###  **Learning Objectives**
By the end of this training, you should be able to:
- Use the `GROUP BY` clause to analyze datasets at different levels of granularity.  
- Connect to a MySQL database and query data using SQL within Jupyter Notebook.  



###  **Connecting to the MySQL Database**

We’ll connect to the `united_nations` MySQL database that contains the `access_to_basic_services` table.  
Once connected, we can run SQL queries directly from Jupyter Notebook using the `%sql` magic command.




In [1]:
%load_ext sql

In [3]:
%%sql

SELECT
    *
FROM
    Access_to_Basic_Services
LIMIT 5;

 * mysql+pymysql://root:***@localhost/united_nations
5 rows affected.


Region,Sub_region,Country_name,Time_period,Pct_managed_drinking_water_services,Pct_managed_sanitation_services,Est_population_in_millions,Est_gdp_in_billions,Land_area,Pct_unemployment
Central and Southern Asia,Central Asia,Kazakhstan,2015,94.67,98.0,17.542806,184.39,2699700.0,4.93
Central and Southern Asia,Central Asia,Kazakhstan,2016,94.67,98.0,17.794055,137.28,2699700.0,4.96
Central and Southern Asia,Central Asia,Kazakhstan,2017,95.0,98.0,18.037776,166.81,2699700.0,4.9
Central and Southern Asia,Central Asia,Kazakhstan,2018,95.0,98.0,18.276452,179.34,2699700.0,4.85
Central and Southern Asia,Central Asia,Kazakhstan,2019,95.0,98.0,18.513673,181.67,2699700.0,4.8


###  Exercise 1 — Access to Managed Drinking Water Services (Region / Sub_region)

**Goal:**  
Calculate the **minimum**, **maximum**, and **average** percentage of people who have access to managed drinking water services, grouped by `Region` and `Sub_region`.

**What we will use:**  
SQL aggregate functions `MIN()`, `MAX()`, and `AVG()`, combined with a `GROUP BY` clause.

**Notes:**
- We’ll use the column `Pct_managed_drinking_water_services` to represent the percentage of people with access to managed drinking water services.
- Results will include clear aliases for readability (e.g., `Min_Access`, `Max_Access`, `Avg_Access`).
- `AVG()` returns a numeric average; you may use rounding or casting in SQL if you want to limit decimal places.
- Rows are grouped first by `Region`, then by `Sub_region` for analysis at two levels of geographic granularity.

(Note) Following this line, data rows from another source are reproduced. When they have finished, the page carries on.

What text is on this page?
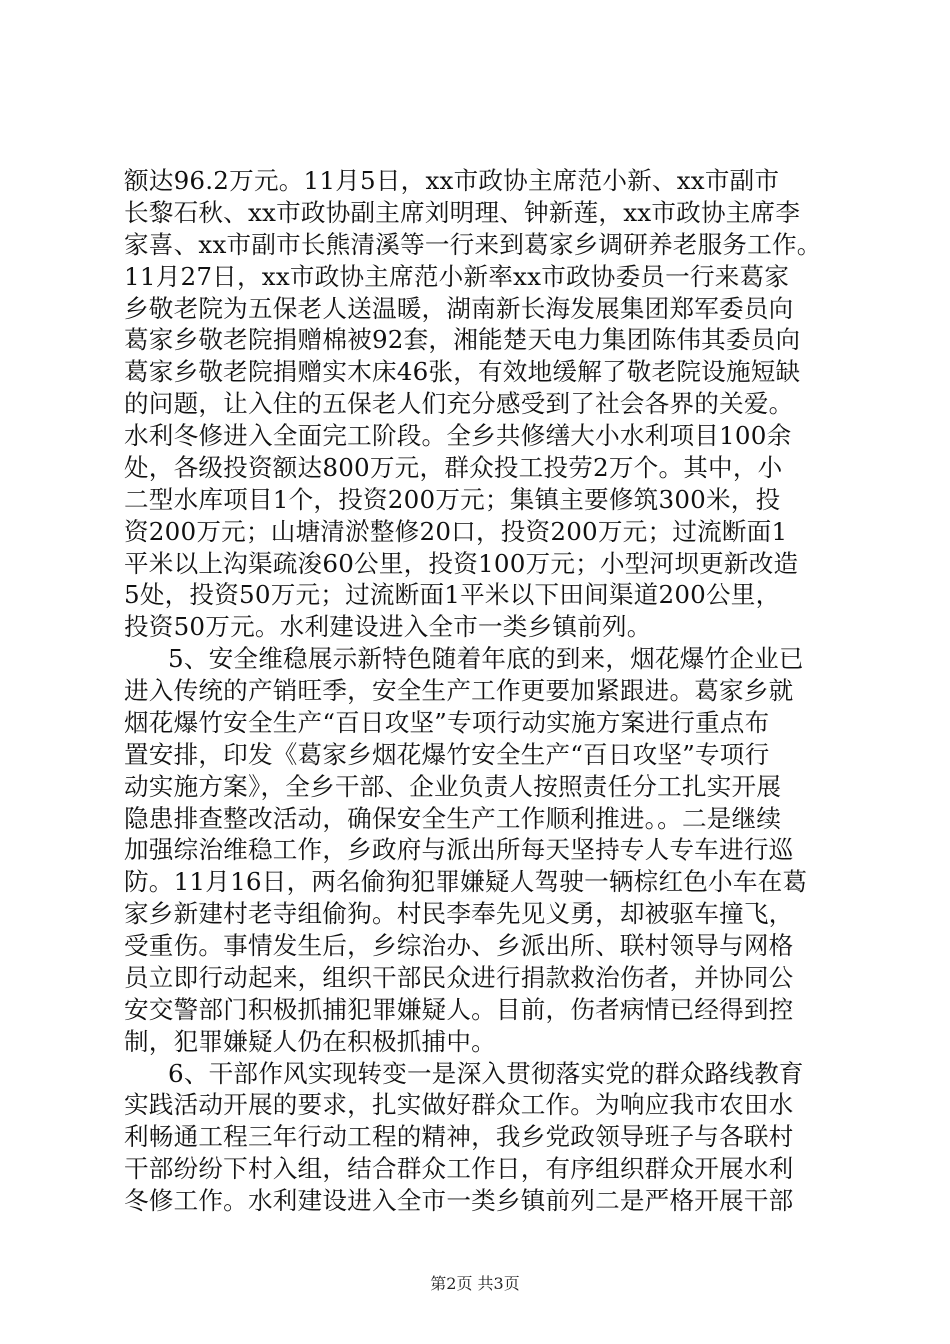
额达96.2万元。11月5日，xx市政协主席范小新、xx市副市
长黎石秋、xx市政协副主席刘明理、钟新莲，xx市政协主席李
家喜、xx市副市长熊清溪等一行来到葛家乡调研养老服务工作。
11月27日，xx市政协主席范小新率xx市政协委员一行来葛家
乡敬老院为五保老人送温暖，湖南新长海发展集团郑军委员向
葛家乡敬老院捐赠棉被92套，湘能楚天电力集团陈伟其委员向
葛家乡敬老院捐赠实木床46张，有效地缓解了敬老院设施短缺
的问题，让入住的五保老人们充分感受到了社会各界的关爱。
水利冬修进入全面完工阶段。全乡共修缮大小水利项目100余
处，各级投资额达800万元，群众投工投劳2万个。其中，小
二型水库项目1个，投资200万元；集镇主要修筑300米，投
资200万元；山塘清淤整修20口，投资200万元；过流断面1
平米以上沟渠疏浚60公里，投资100万元；小型河坝更新改造
5处，投资50万元；过流断面1平米以下田间渠道200公里，
投资50万元。水利建设进入全市一类乡镇前列。
5、安全维稳展示新特色随着年底的到来，烟花爆竹企业已
进入传统的产销旺季，安全生产工作更要加紧跟进。葛家乡就
烟花爆竹安全生产“百日攻坚”专项行动实施方案进行重点布
置安排，印发《葛家乡烟花爆竹安全生产“百日攻坚”专项行
动实施方案》，全乡干部、企业负责人按照责任分工扎实开展
隐患排查整改活动，确保安全生产工作顺利推进。。二是继续
加强综治维稳工作，乡政府与派出所每天坚持专人专车进行巡
防。11月16日，两名偷狗犯罪嫌疑人驾驶一辆棕红色小车在葛
家乡新建村老寺组偷狗。村民李奉先见义勇，却被驱车撞飞，
受重伤。事情发生后，乡综治办、乡派出所、联村领导与网格
员立即行动起来，组织干部民众进行捐款救治伤者，并协同公
安交警部门积极抓捕犯罪嫌疑人。目前，伤者病情已经得到控
制，犯罪嫌疑人仍在积极抓捕中。
6、干部作风实现转变一是深入贯彻落实党的群众路线教育
实践活动开展的要求，扎实做好群众工作。为响应我市农田水
利畅通工程三年行动工程的精神，我乡党政领导班子与各联村
干部纷纷下村入组，结合群众工作日，有序组织群众开展水利
冬修工作。水利建设进入全市一类乡镇前列二是严格开展干部
第2页 共3页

**Expected output columns:**
- `Region` — top-level geographic region  
- `Sub_region` — more specific geographic area within the region  
- `Min_Access` — minimum percentage of people with managed drinking water access in that group  
- `Max_Access` — maximum percentage of people with managed drinking water access in that group  
- `Avg_Access` — average percentage of people with managed drinking water access in that group  

**Example:**  
This query helps identify which regions and sub-regions have the highest, lowest, and typical levels of access to managed drinking water services.


In [6]:
%%sql
SELECT 
    Region,
    Sub_region,
    MIN(Pct_managed_drinking_water_services) AS Min_Access,
    MAX(Pct_managed_drinking_water_services) AS Max_Access,
    AVG(Pct_managed_drinking_water_services) AS Avg_Access
FROM access_to_basic_services
GROUP BY Region, Sub_region;


 * mysql+pymysql://root:***@localhost/united_nations
18 rows affected.


Region,Sub_region,Min_Access,Max_Access,Avg_Access
Central and Southern Asia,Central Asia,80.33,100.0,93.144667
Central and Southern Asia,Southern Asia,67.0,99.67,91.894074
Eastern and South-Eastern Asia,Eastern Asia,75.67,100.0,92.699667
Eastern and South-Eastern Asia,South-Eastern Asia,73.33,100.0,90.626061
Europe and Northern America,Northern America,91.0,100.0,97.911333
Latin America and the Caribbean,Caribbean,64.0,100.0,96.005
Latin America and the Caribbean,Central America,79.0,100.0,93.798125
Latin America and the Caribbean,South America,86.0,100.0,94.880952
Northern Africa and Western Asia,Northern Africa,61.33,100.0,88.906111
Northern Africa and Western Asia,Western Asia,59.0,100.0,95.031204


### Exercise 2 — Number of Countries per Region and Sub_region

**Goal:**  
Determine the **number of countries** within each `Region` and `Sub_region`.

**What we will use:**  
The SQL aggregate function `COUNT()` in combination with the `GROUP BY` clause.

**Notes:**
- We’ll use the `Country_name` column to count how many countries belong to each region and sub-region.
- The result will include an alias `Country_Count` for clarity.
- Grouping by both `Region` and `Sub_region` allows us to analyze the data at two geographic levels.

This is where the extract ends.